The rebuilt church was designed by the famous architect Adrian Gilbert Scott and the stained glass windows were the work of Patrick Reyntiens.
The unique features were inspired by Canon Cuthbert Griffiths, rector from 1929 to 1961.
Following a dream, he went to Israel and had the prow of a Galilean fishing boat constructed to form the pulpit.
The ship which brought it here was on its last voyage and the company donated the ship’s binnacle to become the lectern.
From its opening until the mid-1990s the rebuilt church was seen as the flagship Anglican church of the borough, with the largest attendances.
In 1987 a serious landslip occurred to the west of the church. Then in 1994 a severe mudslide on the west side reached as high as the vestry windows.
Serious problems were also developing inside the building. The stonework was crumbling because of its very close proximity to the sea.
The first threat of closure came in 1994 and proceedings were started to share the Methodist church in Norman Road (now a block of flats).
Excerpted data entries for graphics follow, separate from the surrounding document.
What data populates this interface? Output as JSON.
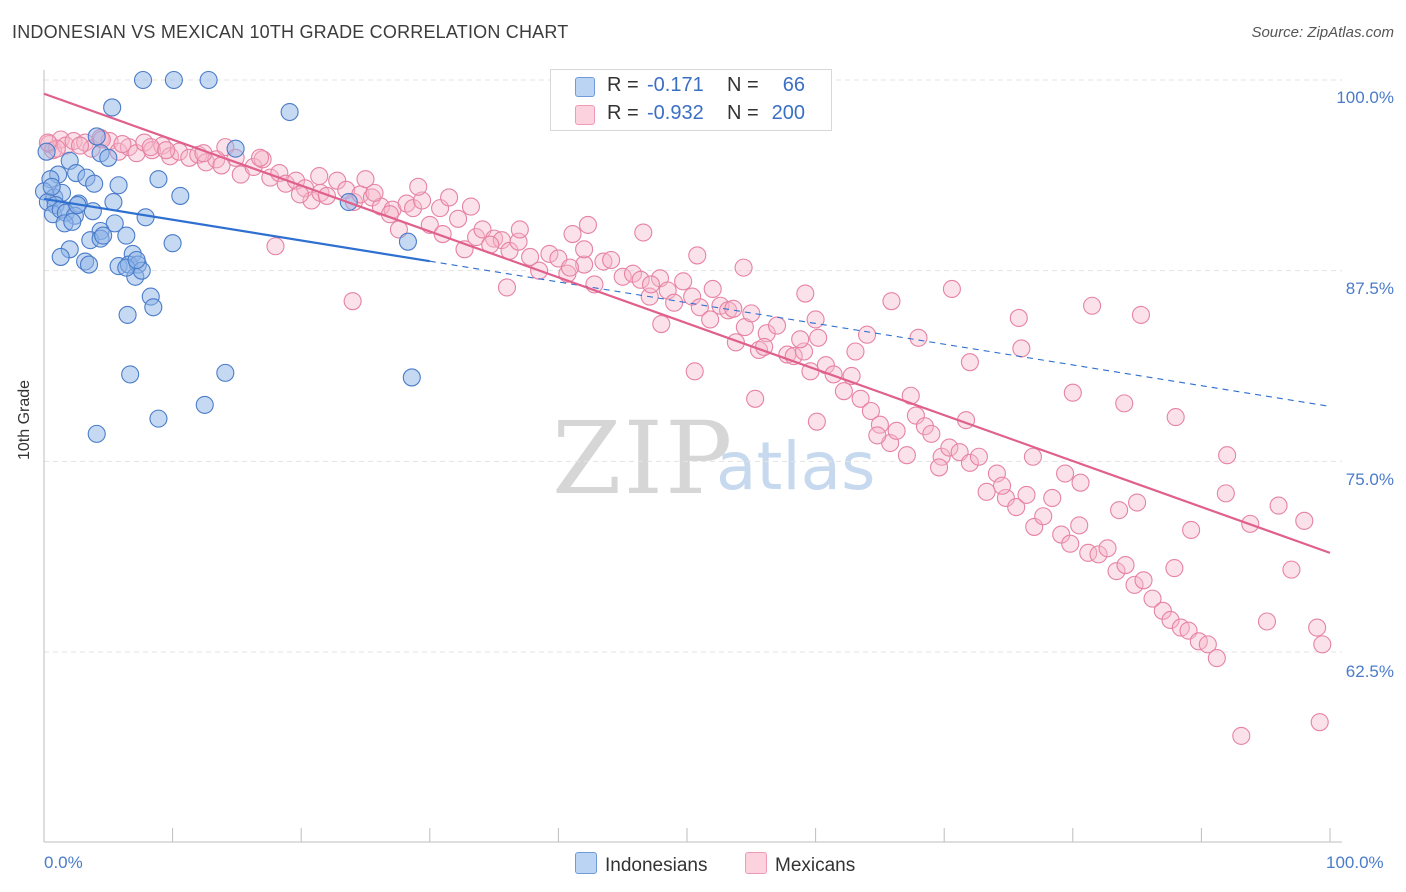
{
  "header": {
    "title": "INDONESIAN VS MEXICAN 10TH GRADE CORRELATION CHART",
    "source": "Source: ZipAtlas.com"
  },
  "watermark": {
    "zip": "ZIP",
    "atlas": "atlas"
  },
  "legend": {
    "series": [
      {
        "name": "Indonesians",
        "r_label": "R =",
        "r_value": "-0.171",
        "n_label": "N =",
        "n_value": "66",
        "color": "#8db4e8",
        "stroke": "#4a7cc9",
        "line": "#2e6fd0"
      },
      {
        "name": "Mexicans",
        "r_label": "R =",
        "r_value": "-0.932",
        "n_label": "N =",
        "n_value": "200",
        "color": "#f6b8cb",
        "stroke": "#e683a4",
        "line": "#e0608d"
      }
    ]
  },
  "chart_data": {
    "type": "scatter",
    "title": "INDONESIAN VS MEXICAN 10TH GRADE CORRELATION CHART",
    "xlabel": "",
    "ylabel": "10th Grade",
    "xlim": [
      0,
      100
    ],
    "ylim": [
      52,
      101
    ],
    "y_ticks": [
      {
        "value": 100.0,
        "label": "100.0%"
      },
      {
        "value": 87.5,
        "label": "87.5%"
      },
      {
        "value": 75.0,
        "label": "75.0%"
      },
      {
        "value": 62.5,
        "label": "62.5%"
      }
    ],
    "x_tick_labels": [
      {
        "value": 0,
        "label": "0.0%"
      },
      {
        "value": 100,
        "label": "100.0%"
      }
    ],
    "x_minor_ticks": [
      0,
      10,
      20,
      30,
      40,
      50,
      60,
      70,
      80,
      90,
      100
    ],
    "series": [
      {
        "name": "Indonesians",
        "r": -0.171,
        "n": 66,
        "trend": {
          "x0": 0,
          "y0": 92.2,
          "x1": 100,
          "y1": 78.6,
          "solid_until": 30
        },
        "points": [
          [
            7.7,
            100
          ],
          [
            10.1,
            100
          ],
          [
            12.8,
            100
          ],
          [
            5.3,
            98.2
          ],
          [
            19.1,
            97.9
          ],
          [
            4.1,
            96.3
          ],
          [
            14.9,
            95.5
          ],
          [
            2.0,
            94.7
          ],
          [
            4.4,
            95.2
          ],
          [
            5.0,
            94.9
          ],
          [
            0.2,
            95.3
          ],
          [
            1.1,
            93.8
          ],
          [
            0.5,
            93.5
          ],
          [
            2.5,
            93.9
          ],
          [
            3.3,
            93.6
          ],
          [
            5.8,
            93.1
          ],
          [
            8.9,
            93.5
          ],
          [
            0.0,
            92.7
          ],
          [
            0.8,
            92.3
          ],
          [
            1.4,
            92.6
          ],
          [
            0.3,
            92.0
          ],
          [
            0.9,
            91.8
          ],
          [
            2.7,
            91.9
          ],
          [
            5.4,
            92.0
          ],
          [
            10.6,
            92.4
          ],
          [
            23.7,
            92.0
          ],
          [
            0.7,
            91.2
          ],
          [
            1.3,
            91.5
          ],
          [
            1.7,
            91.3
          ],
          [
            2.4,
            91.1
          ],
          [
            3.8,
            91.4
          ],
          [
            7.9,
            91.0
          ],
          [
            5.5,
            90.6
          ],
          [
            1.6,
            90.6
          ],
          [
            2.2,
            90.7
          ],
          [
            4.4,
            90.1
          ],
          [
            6.4,
            89.8
          ],
          [
            3.6,
            89.5
          ],
          [
            4.4,
            89.6
          ],
          [
            4.6,
            89.8
          ],
          [
            10.0,
            89.3
          ],
          [
            28.3,
            89.4
          ],
          [
            2.0,
            88.9
          ],
          [
            1.3,
            88.4
          ],
          [
            6.9,
            88.6
          ],
          [
            3.2,
            88.1
          ],
          [
            3.5,
            87.9
          ],
          [
            5.8,
            87.8
          ],
          [
            6.6,
            87.9
          ],
          [
            7.3,
            87.9
          ],
          [
            7.1,
            87.1
          ],
          [
            7.6,
            87.5
          ],
          [
            8.3,
            85.8
          ],
          [
            8.5,
            85.1
          ],
          [
            6.5,
            84.6
          ],
          [
            6.7,
            80.7
          ],
          [
            14.1,
            80.8
          ],
          [
            28.6,
            80.5
          ],
          [
            12.5,
            78.7
          ],
          [
            8.9,
            77.8
          ],
          [
            4.1,
            76.8
          ],
          [
            6.4,
            87.7
          ],
          [
            0.6,
            93.0
          ],
          [
            2.6,
            91.8
          ],
          [
            3.9,
            93.2
          ],
          [
            7.2,
            88.2
          ]
        ]
      },
      {
        "name": "Mexicans",
        "r": -0.932,
        "n": 200,
        "trend": {
          "x0": 0,
          "y0": 99.1,
          "x1": 100,
          "y1": 69.0
        },
        "points": [
          [
            0.4,
            95.8
          ],
          [
            0.7,
            95.4
          ],
          [
            1.3,
            96.1
          ],
          [
            1.7,
            95.7
          ],
          [
            2.3,
            96.0
          ],
          [
            3.2,
            95.9
          ],
          [
            3.7,
            95.5
          ],
          [
            4.4,
            96.2
          ],
          [
            5.1,
            96.0
          ],
          [
            5.8,
            95.3
          ],
          [
            6.6,
            95.6
          ],
          [
            7.2,
            95.2
          ],
          [
            7.8,
            95.9
          ],
          [
            8.4,
            95.4
          ],
          [
            9.2,
            95.7
          ],
          [
            9.8,
            95.0
          ],
          [
            10.5,
            95.3
          ],
          [
            11.3,
            94.9
          ],
          [
            12.0,
            95.1
          ],
          [
            12.6,
            94.6
          ],
          [
            13.4,
            94.8
          ],
          [
            14.1,
            95.6
          ],
          [
            14.9,
            94.9
          ],
          [
            15.3,
            93.8
          ],
          [
            16.3,
            94.3
          ],
          [
            17.0,
            94.8
          ],
          [
            17.6,
            93.6
          ],
          [
            18.3,
            93.9
          ],
          [
            18.8,
            93.2
          ],
          [
            19.6,
            93.4
          ],
          [
            20.3,
            92.9
          ],
          [
            20.8,
            92.1
          ],
          [
            21.5,
            92.6
          ],
          [
            22.0,
            92.4
          ],
          [
            22.8,
            93.4
          ],
          [
            23.5,
            92.8
          ],
          [
            24.1,
            92.0
          ],
          [
            24.6,
            92.5
          ],
          [
            25.0,
            93.5
          ],
          [
            25.5,
            92.3
          ],
          [
            26.2,
            91.7
          ],
          [
            27.1,
            91.5
          ],
          [
            27.6,
            90.2
          ],
          [
            28.2,
            91.9
          ],
          [
            28.7,
            91.6
          ],
          [
            29.4,
            92.1
          ],
          [
            30.0,
            90.5
          ],
          [
            30.8,
            91.6
          ],
          [
            31.5,
            92.3
          ],
          [
            32.2,
            90.9
          ],
          [
            32.7,
            88.9
          ],
          [
            33.6,
            89.7
          ],
          [
            34.1,
            90.2
          ],
          [
            35.0,
            89.6
          ],
          [
            35.6,
            89.5
          ],
          [
            36.2,
            88.8
          ],
          [
            36.9,
            89.4
          ],
          [
            37.8,
            88.4
          ],
          [
            38.5,
            87.5
          ],
          [
            39.3,
            88.6
          ],
          [
            40.0,
            88.3
          ],
          [
            40.7,
            87.3
          ],
          [
            41.1,
            89.9
          ],
          [
            42.0,
            87.9
          ],
          [
            42.8,
            86.6
          ],
          [
            43.5,
            88.1
          ],
          [
            44.1,
            88.2
          ],
          [
            45.0,
            87.1
          ],
          [
            45.8,
            87.3
          ],
          [
            46.4,
            86.9
          ],
          [
            47.1,
            85.8
          ],
          [
            47.9,
            87.0
          ],
          [
            48.5,
            86.2
          ],
          [
            49.0,
            85.4
          ],
          [
            49.7,
            86.8
          ],
          [
            50.4,
            85.8
          ],
          [
            51.0,
            85.1
          ],
          [
            51.8,
            84.3
          ],
          [
            52.6,
            85.2
          ],
          [
            53.2,
            84.9
          ],
          [
            53.8,
            82.8
          ],
          [
            54.5,
            83.8
          ],
          [
            55.0,
            84.7
          ],
          [
            55.6,
            82.3
          ],
          [
            56.2,
            83.4
          ],
          [
            57.0,
            83.9
          ],
          [
            57.8,
            82.0
          ],
          [
            58.3,
            81.9
          ],
          [
            59.1,
            82.2
          ],
          [
            59.6,
            80.9
          ],
          [
            60.2,
            83.1
          ],
          [
            60.8,
            81.3
          ],
          [
            61.4,
            80.7
          ],
          [
            62.2,
            79.6
          ],
          [
            62.8,
            80.6
          ],
          [
            63.5,
            79.1
          ],
          [
            64.3,
            78.3
          ],
          [
            65.0,
            77.4
          ],
          [
            65.8,
            76.2
          ],
          [
            66.3,
            77.0
          ],
          [
            67.1,
            75.4
          ],
          [
            67.8,
            78.0
          ],
          [
            68.5,
            77.3
          ],
          [
            69.0,
            76.8
          ],
          [
            69.8,
            75.3
          ],
          [
            70.4,
            75.9
          ],
          [
            71.2,
            75.6
          ],
          [
            72.0,
            74.9
          ],
          [
            72.7,
            75.3
          ],
          [
            73.3,
            73.0
          ],
          [
            74.1,
            74.2
          ],
          [
            74.8,
            72.6
          ],
          [
            75.6,
            72.0
          ],
          [
            76.4,
            72.8
          ],
          [
            77.0,
            70.7
          ],
          [
            77.7,
            71.4
          ],
          [
            78.4,
            72.6
          ],
          [
            79.1,
            70.2
          ],
          [
            79.8,
            69.6
          ],
          [
            80.5,
            70.8
          ],
          [
            81.2,
            69.0
          ],
          [
            82.0,
            68.9
          ],
          [
            82.7,
            69.3
          ],
          [
            83.4,
            67.8
          ],
          [
            84.1,
            68.2
          ],
          [
            84.8,
            66.9
          ],
          [
            85.5,
            67.2
          ],
          [
            86.2,
            66.0
          ],
          [
            87.0,
            65.2
          ],
          [
            87.6,
            64.6
          ],
          [
            88.4,
            64.1
          ],
          [
            89.0,
            63.9
          ],
          [
            89.8,
            63.2
          ],
          [
            90.5,
            63.0
          ],
          [
            91.2,
            62.1
          ],
          [
            18.0,
            89.1
          ],
          [
            24.0,
            85.5
          ],
          [
            31.0,
            89.9
          ],
          [
            36.0,
            86.4
          ],
          [
            42.0,
            88.9
          ],
          [
            48.0,
            84.0
          ],
          [
            52.0,
            86.3
          ],
          [
            56.0,
            82.5
          ],
          [
            60.0,
            84.3
          ],
          [
            64.0,
            83.3
          ],
          [
            68.0,
            83.1
          ],
          [
            72.0,
            81.5
          ],
          [
            76.0,
            82.4
          ],
          [
            80.0,
            79.5
          ],
          [
            84.0,
            78.8
          ],
          [
            88.0,
            77.9
          ],
          [
            92.0,
            75.4
          ],
          [
            96.0,
            72.1
          ],
          [
            98.0,
            71.1
          ],
          [
            99.0,
            64.1
          ],
          [
            99.4,
            63.0
          ],
          [
            99.2,
            57.9
          ],
          [
            93.1,
            57.0
          ],
          [
            81.5,
            85.2
          ],
          [
            85.3,
            84.6
          ],
          [
            75.8,
            84.4
          ],
          [
            70.6,
            86.3
          ],
          [
            65.9,
            85.5
          ],
          [
            59.2,
            86.0
          ],
          [
            54.4,
            87.7
          ],
          [
            50.8,
            88.5
          ],
          [
            46.6,
            90.0
          ],
          [
            42.3,
            90.5
          ],
          [
            37.0,
            90.2
          ],
          [
            33.2,
            91.7
          ],
          [
            29.1,
            93.0
          ],
          [
            25.7,
            92.6
          ],
          [
            21.4,
            93.7
          ],
          [
            16.8,
            94.9
          ],
          [
            12.4,
            95.2
          ],
          [
            8.3,
            95.6
          ],
          [
            4.5,
            96.1
          ],
          [
            1.0,
            95.5
          ],
          [
            0.3,
            95.9
          ],
          [
            2.8,
            95.7
          ],
          [
            6.1,
            95.8
          ],
          [
            9.5,
            95.4
          ],
          [
            13.8,
            94.4
          ],
          [
            19.9,
            92.5
          ],
          [
            26.9,
            91.2
          ],
          [
            34.7,
            89.2
          ],
          [
            40.9,
            87.7
          ],
          [
            47.2,
            86.6
          ],
          [
            53.6,
            85.0
          ],
          [
            58.8,
            83.0
          ],
          [
            63.1,
            82.2
          ],
          [
            67.4,
            79.3
          ],
          [
            71.7,
            77.7
          ],
          [
            76.9,
            75.3
          ],
          [
            80.6,
            73.6
          ],
          [
            85.0,
            72.3
          ],
          [
            89.2,
            70.5
          ],
          [
            93.8,
            70.9
          ],
          [
            97.0,
            67.9
          ],
          [
            95.1,
            64.5
          ],
          [
            91.9,
            72.9
          ],
          [
            87.9,
            68.0
          ],
          [
            83.6,
            71.8
          ],
          [
            79.4,
            74.2
          ],
          [
            74.5,
            73.4
          ],
          [
            69.6,
            74.6
          ],
          [
            64.8,
            76.7
          ],
          [
            60.1,
            77.6
          ],
          [
            55.3,
            79.1
          ],
          [
            50.6,
            80.9
          ]
        ]
      }
    ]
  }
}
But the arrival of a new Bishop of Lewes led to a reprieve.
Funds were raised and grants obtained to carry out the most pressing repair work and church members rallied round to give the church a new lease of life.
But the problems with the building persist and the risk of further landslips continues, so worship could no longer continue to take place in the church.
Discussions with interested parties about the future of the building are still ongoing.